New era beckons
Mandy McElhinney faces changing times in Love Child
McElhinney: “On the first day where Joan and Matron had words this season, the whole crew went, ‘ Yes, we’re back’, because they love it when we fight.”
It’s 1972 and the times they are a changin’ for the cast of Love Child.
One character who is really feeling this era of adjustment is Matron Frances Bolton, the woman presiding over Stanton House – the home for unwed mothers where so much of Love
Child’s action has taken place. This is a year of political change and upheaval in Australia as Gough Whitlam is about to be voted in, heralding an era of free education and free thinking, and Matron’s stable world is getting rocked.

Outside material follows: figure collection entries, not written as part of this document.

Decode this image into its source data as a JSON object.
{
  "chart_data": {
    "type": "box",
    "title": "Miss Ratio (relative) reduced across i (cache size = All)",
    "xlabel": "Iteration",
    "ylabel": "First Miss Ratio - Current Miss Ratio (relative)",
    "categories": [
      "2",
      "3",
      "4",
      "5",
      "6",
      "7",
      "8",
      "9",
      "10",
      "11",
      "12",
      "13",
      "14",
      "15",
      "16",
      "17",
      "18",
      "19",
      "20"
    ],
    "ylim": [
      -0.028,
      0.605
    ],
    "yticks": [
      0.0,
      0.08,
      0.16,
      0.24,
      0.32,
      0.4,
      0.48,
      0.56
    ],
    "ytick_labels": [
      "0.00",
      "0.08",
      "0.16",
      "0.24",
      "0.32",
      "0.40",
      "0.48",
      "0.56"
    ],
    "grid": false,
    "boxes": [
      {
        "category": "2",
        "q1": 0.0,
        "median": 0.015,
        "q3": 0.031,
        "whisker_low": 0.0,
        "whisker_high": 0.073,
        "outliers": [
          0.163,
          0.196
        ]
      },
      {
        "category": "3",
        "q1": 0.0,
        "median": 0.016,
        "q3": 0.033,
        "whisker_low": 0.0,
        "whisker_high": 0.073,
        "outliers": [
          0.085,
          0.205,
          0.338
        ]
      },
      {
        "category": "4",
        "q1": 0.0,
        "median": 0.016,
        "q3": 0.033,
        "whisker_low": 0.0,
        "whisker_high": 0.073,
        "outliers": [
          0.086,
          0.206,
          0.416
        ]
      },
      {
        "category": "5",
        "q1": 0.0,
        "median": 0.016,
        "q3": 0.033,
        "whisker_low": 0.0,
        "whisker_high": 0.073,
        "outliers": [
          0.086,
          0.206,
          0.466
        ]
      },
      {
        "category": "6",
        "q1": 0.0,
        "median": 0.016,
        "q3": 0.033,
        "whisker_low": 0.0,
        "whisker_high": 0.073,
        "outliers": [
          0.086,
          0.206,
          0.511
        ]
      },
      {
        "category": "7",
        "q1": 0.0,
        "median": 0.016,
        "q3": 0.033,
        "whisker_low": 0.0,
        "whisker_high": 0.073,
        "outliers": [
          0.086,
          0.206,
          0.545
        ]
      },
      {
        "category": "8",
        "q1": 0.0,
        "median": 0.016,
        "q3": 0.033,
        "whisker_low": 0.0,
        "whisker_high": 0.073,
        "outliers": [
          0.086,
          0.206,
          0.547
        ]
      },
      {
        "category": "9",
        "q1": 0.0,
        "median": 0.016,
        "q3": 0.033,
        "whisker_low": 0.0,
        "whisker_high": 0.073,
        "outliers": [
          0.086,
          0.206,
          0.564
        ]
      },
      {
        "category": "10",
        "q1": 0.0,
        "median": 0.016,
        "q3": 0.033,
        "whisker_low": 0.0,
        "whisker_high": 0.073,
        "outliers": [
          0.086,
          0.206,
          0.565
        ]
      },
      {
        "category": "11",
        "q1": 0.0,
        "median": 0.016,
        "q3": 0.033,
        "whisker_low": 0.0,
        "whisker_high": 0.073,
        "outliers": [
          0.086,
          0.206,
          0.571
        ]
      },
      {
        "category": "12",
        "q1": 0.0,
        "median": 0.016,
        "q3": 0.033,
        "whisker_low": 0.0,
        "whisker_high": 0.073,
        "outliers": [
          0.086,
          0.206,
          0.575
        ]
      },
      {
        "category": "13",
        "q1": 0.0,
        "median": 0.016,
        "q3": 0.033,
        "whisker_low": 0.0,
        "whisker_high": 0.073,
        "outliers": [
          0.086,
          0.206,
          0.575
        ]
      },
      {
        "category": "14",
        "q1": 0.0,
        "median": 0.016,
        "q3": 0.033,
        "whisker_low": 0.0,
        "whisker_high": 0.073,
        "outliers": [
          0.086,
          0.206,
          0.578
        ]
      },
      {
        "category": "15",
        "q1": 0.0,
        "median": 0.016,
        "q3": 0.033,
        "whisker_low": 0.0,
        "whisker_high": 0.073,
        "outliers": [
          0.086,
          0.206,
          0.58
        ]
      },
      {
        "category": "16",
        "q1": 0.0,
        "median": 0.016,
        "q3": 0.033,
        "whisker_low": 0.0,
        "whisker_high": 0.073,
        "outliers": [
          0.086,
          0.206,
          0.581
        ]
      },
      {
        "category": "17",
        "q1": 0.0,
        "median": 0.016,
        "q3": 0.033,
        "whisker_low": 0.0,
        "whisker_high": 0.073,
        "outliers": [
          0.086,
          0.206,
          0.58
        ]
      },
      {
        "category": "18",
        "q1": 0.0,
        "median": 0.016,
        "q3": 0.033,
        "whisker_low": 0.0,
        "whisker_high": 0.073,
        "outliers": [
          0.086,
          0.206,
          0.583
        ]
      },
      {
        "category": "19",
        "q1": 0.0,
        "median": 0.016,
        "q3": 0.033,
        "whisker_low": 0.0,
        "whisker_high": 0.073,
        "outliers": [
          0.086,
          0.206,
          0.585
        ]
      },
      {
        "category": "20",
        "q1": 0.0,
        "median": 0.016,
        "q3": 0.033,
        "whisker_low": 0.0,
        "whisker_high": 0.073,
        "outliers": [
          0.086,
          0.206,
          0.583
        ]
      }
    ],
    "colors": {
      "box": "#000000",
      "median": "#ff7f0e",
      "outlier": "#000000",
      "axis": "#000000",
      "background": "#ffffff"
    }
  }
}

“Most people, regardless of when they’re born, will know the impact that Gough Whitlam had on the country. You don’t get much more of a resounding cry than Labor getting in, voted by long- haired men, women burning their bras, so Matron is being told fairly strongly, ‘ Your era is over’,” according to Mandy McElhinney, the actress who plays Matron.
“The conservatism and the post- war institutionalised way of thinking is over. People are broadening their horizons and these revolutionaries, the universities, they’re the ones that are going to rule the world and you’d better either shape up or ship out.”
This change in the air offers a new challenge for McElhinney. The actress says she has modelled Matron on her nana – her resilience and pragmatism have been aspects of Matron’s that she’s long admired and tried to bring into her own life.
So much of that attitude, McElhinney reflects, came from her experience of living through a war, something so many women of that generation had to learn to survive through.
“The things they went through, I don’t think we have any concept of going through a war and seeing all the young men around you that you know die,” she says.
“Matron’s generation didn’t waste anything, they took care of things. They had the same pair of shoes and they polished them and took care of them, and they would mend their clothes, which is now seen as a little bit of a hipster kind of thing. They didn’t come from this consumerist and self- obsessed culture. She’s really converted me.”
But it’s proving difficult this season for Matron to hang on to that post- war attitude as the world is shifting around her, however she has a friend in new character Father Ross, played by Matt Day.
“Matron has never really had a confidante, someone she says is her equal and someone she can be completely herself with, and it’s really wonderful they’ve developed this character played beautifully by Matt Day, where you see this other side to Matron and see how she is in close personal relationships,” she says.
“I think the reason that she’s connected with him so much is that they’ve both dedicated themselves to their vocations, they’ve both dedicated themselves to a life of serving people, and they’ve sacrificed a lot to do that personally and
they’re coming from a great place. They really understand and respect each other.”
Day is just one of the new actors joining the cast this season including Dan Hamill as Dr Andrew Patterson, Danielle Catanzariti as Elena and Irish popstar Ronan Keating who plays Dr Lawrence Faber.
Keating impressed his new cast members who didn’t know what to expect from the singer.
“As soon as he walked on set he was such a truly good person. As Matron would say, ‘ He’s a well brought up boy’,” McElhinney says.
“He came so prepared, he came with humility but also just got on with it. He was really good, he’s a really good actor.”
It’s exciting for the cast to welcome new members especially when they weren’t even sure when, or if, season four would be going ahead.
“We thought maybe we were filming last year, and it wasn’t until maybe August or September that I found out it wasn’t happening last year and then we just had to wait for another month or two to find out when we were going,” she says.
“Then, as always, as it happens, we’re told, ‘ OK, we’re going ahead and it’s in just a few weeks’.”
This season, the key relationship between Joan and Matron is also facing upheaval.
“Joan is a woman who is taking charge of the new opportunities she has, and Matron is a representative of women’s role before, and the status quo. Matron really does represent the power of conservative British thinking, so her role is to always try to return things to the context that she understands and she fights every single character.
“She’s an adversary of every single character in the show so her role is to be the pebble in someone’s shoe,” McElhinney says.
There’s something about the Joan/ Matron relationship that seems to personify what the women of each generation are facing. It’s such an important relationship in the show that McElhinney says their clashes are celebrated on set.
“On the first day where Joan and Matron had words this season, the whole crew went, ‘ Yes, we’re back’, because they love it when we fight,” McElhinney says.
“I think they have the most wonderful relationship, sometimes mother/ daughter sometimes sisters, and I think they’re more similar than they want to admit. If they could come together they would be an unstoppable force.”
Kindred spirits: Matron Bolton ( Mandy McElhinney) with Father Ross ( Matt Day).